All and all, a very good night. And the house didn't even get egged, which I kind of thought might happen, being right next to the park and all. Woot!

Tuesday, November 03, 2009

Seven

Yep, another month has rolled around, and it's time to do the counts:

Number of cigarettes I would have smoked between April 3 and today, had I not quit: 6,300.

Amount of money saved: $1,123.50.

Last night I polished my nails for the first time since I quit. You see, I had a routine: Put on the base coat; smoke a cigarette while it dries. Put on the first color coat; smoke a cigarette while it dries. Lather, rinse, repeat.

And no, I never lit my nails on fire while smoking and putting on polish, but I know a girl who did. Her name was Beth, and she was the younger sister of one of my best friends in high school. Not only did she burn the polish off her nails, the flames singed her eyelashes and eyebrows as well. Her sister and I were sixteen or seventeen at the time, meaning Beth must have been, oh, 14 or 15, and already smoking. God, we all smoked like chimneys back then. Heck, they allowed smoking in the "senior lounge" in high school - you'd walk past it and the smoke would roll out into the hallway.

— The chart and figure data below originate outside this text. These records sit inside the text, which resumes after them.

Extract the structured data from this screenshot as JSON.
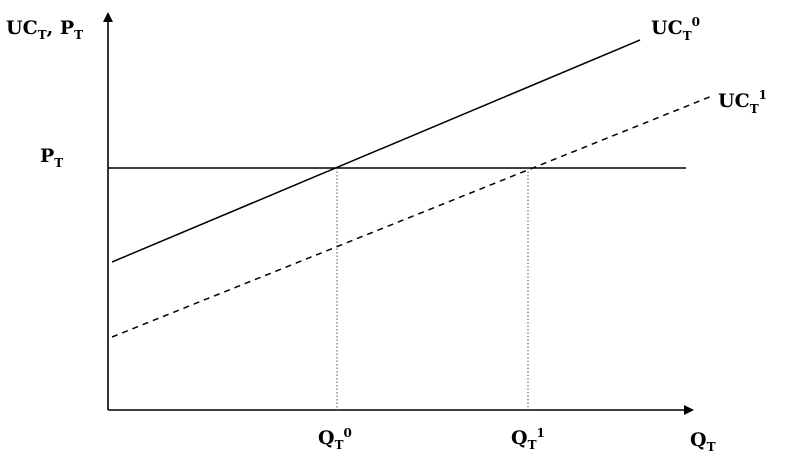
{
  "axes": {
    "y_label": {
      "main": "UC",
      "sub1": "T",
      "mid": ", P",
      "sub2": "T"
    },
    "x_label": {
      "main": "Q",
      "sub": "T"
    }
  },
  "price_line": {
    "main": "P",
    "sub": "T"
  },
  "curves": {
    "uc0": {
      "main": "UC",
      "sub": "T",
      "sup": "0",
      "style": "solid"
    },
    "uc1": {
      "main": "UC",
      "sub": "T",
      "sup": "1",
      "style": "dashed"
    }
  },
  "x_ticks": {
    "q0": {
      "main": "Q",
      "sub": "T",
      "sup": "0"
    },
    "q1": {
      "main": "Q",
      "sub": "T",
      "sup": "1"
    }
  },
  "colors": {
    "lines": "#000000",
    "guides": "#555555",
    "background": "#ffffff"
  }
}
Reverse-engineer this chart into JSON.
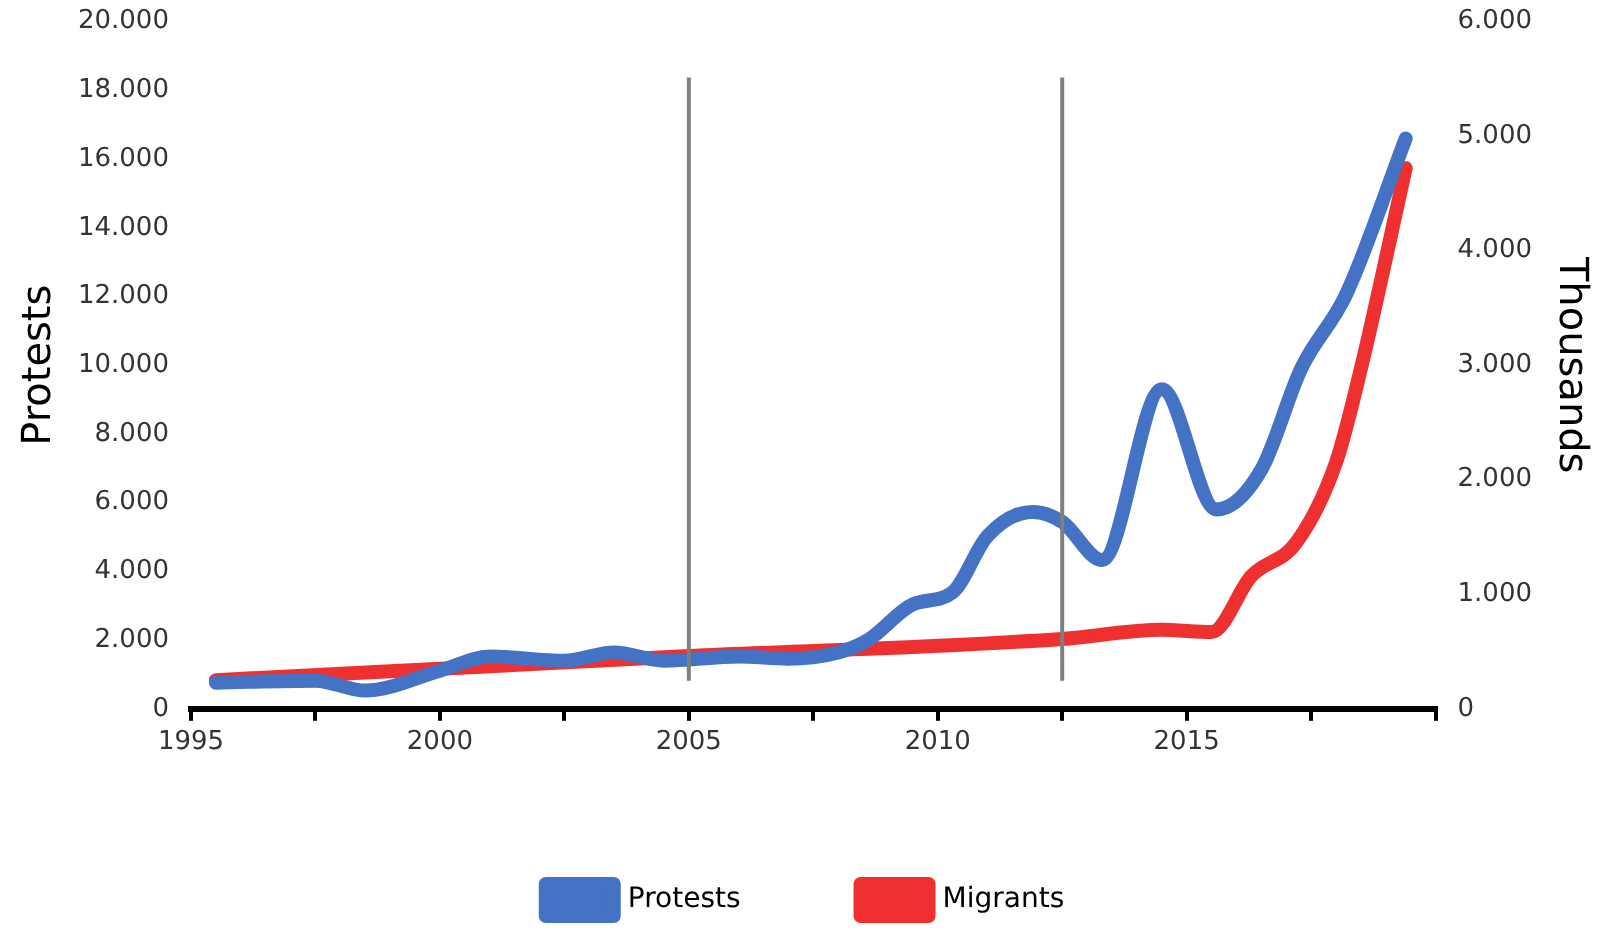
{
  "chart_data": {
    "type": "line",
    "ylabel": "Protests",
    "y2label": "Thousands",
    "xlim": [
      1995,
      2020
    ],
    "xticks": [
      1995,
      {
        "value": 1997.5,
        "label": null
      },
      2000,
      {
        "value": 2002.5,
        "label": null
      },
      2005,
      {
        "value": 2007.5,
        "label": null
      },
      2010,
      {
        "value": 2012.5,
        "label": null
      },
      2015,
      {
        "value": 2017.5,
        "label": null
      },
      {
        "value": 2020,
        "label": null
      }
    ],
    "ylim": [
      0,
      20000
    ],
    "yticks": [
      {
        "value": 0,
        "label": "0"
      },
      {
        "value": 2000,
        "label": "2.000"
      },
      {
        "value": 4000,
        "label": "4.000"
      },
      {
        "value": 6000,
        "label": "6.000"
      },
      {
        "value": 8000,
        "label": "8.000"
      },
      {
        "value": 10000,
        "label": "10.000"
      },
      {
        "value": 12000,
        "label": "12.000"
      },
      {
        "value": 14000,
        "label": "14.000"
      },
      {
        "value": 16000,
        "label": "16.000"
      },
      {
        "value": 18000,
        "label": "18.000"
      },
      {
        "value": 20000,
        "label": "20.000"
      }
    ],
    "y2lim": [
      0,
      6000
    ],
    "y2ticks": [
      {
        "value": 0,
        "label": "0"
      },
      {
        "value": 1000,
        "label": "1.000"
      },
      {
        "value": 2000,
        "label": "2.000"
      },
      {
        "value": 3000,
        "label": "3.000"
      },
      {
        "value": 4000,
        "label": "4.000"
      },
      {
        "value": 5000,
        "label": "5.000"
      },
      {
        "value": 6000,
        "label": "6.000"
      }
    ],
    "series": [
      {
        "name": "Protests",
        "color": "#4472c4",
        "x": [
          1995.5,
          1997.5,
          1998.5,
          2000,
          2001,
          2002.5,
          2003.5,
          2004.5,
          2006,
          2007,
          2008,
          2008.6,
          2009.5,
          2010.3,
          2011,
          2011.9,
          2012.5,
          2013.3,
          2014.5,
          2015.6,
          2016.5,
          2017.3,
          2018.2,
          2019.4
        ],
        "values": [
          760,
          820,
          530,
          1110,
          1520,
          1400,
          1640,
          1400,
          1520,
          1460,
          1640,
          2000,
          3040,
          3390,
          5030,
          5730,
          5440,
          4330,
          9300,
          5800,
          6960,
          9900,
          12050,
          16600
        ]
      },
      {
        "name": "Migrants",
        "color": "#ee3130",
        "axis": "y2",
        "x": [
          1995.5,
          2005,
          2012.5,
          2014.5,
          2015.5,
          2016.3,
          2017.2,
          2018,
          2018.5,
          2019.4
        ],
        "values": [
          250,
          460,
          610,
          690,
          670,
          1160,
          1450,
          2150,
          2970,
          4720
        ]
      }
    ],
    "ref_lines": [
      {
        "axis": "x",
        "value": 2005,
        "color": "#7f7f7f"
      },
      {
        "axis": "x",
        "value": 2012.5,
        "color": "#7f7f7f"
      }
    ],
    "grid": false,
    "legend": "bottom",
    "marker": "none",
    "line_style": "solid"
  }
}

You could smoke everywhere back then - I remember visiting my Dad in the hospital when he was recuperating from back surgery and he was smoking in his hospital bed. A few years later, when he was in the hospital again, they had tightened up the rules, and he could no longer smoke in his room, so he had to go out to the hallway to light up. Can you even imagine lighting up in a hospital today?

I was on one of the last continental smoking air flights - My sister Texas and I went down to visit our parents in Florida in 1992. We could smoke on the plane on the way down, but by the time we came back, new rules had gone into effect and you could only smoke on intercontinental flights. If you tried to smoke on a plane today, you'd probably be accused of being a terrorist.

I have a picture of myself at eleven months old in the smoke-filled family rec room. The wisps of smoke are curling around me like wraiths. Everybody smoked back then, or at least it seemed like it. I guess it would have been surprising if I didn't start smoking; hell, I was probably addicted to nicotine before I ever lit that first cigarette.

That said, I'm sorry I wasted 30 years of my life in such a useless pastime, but I can understand, sort of, why I did it. It's hard to stop doing something that you've been doing all day, every day, for 30 freakin' years, but damn it, I'm doing it.

And I've figured out a new routine: Put on the base coat; watch a little TV. Put on the first color coat; read a few pages. Got it!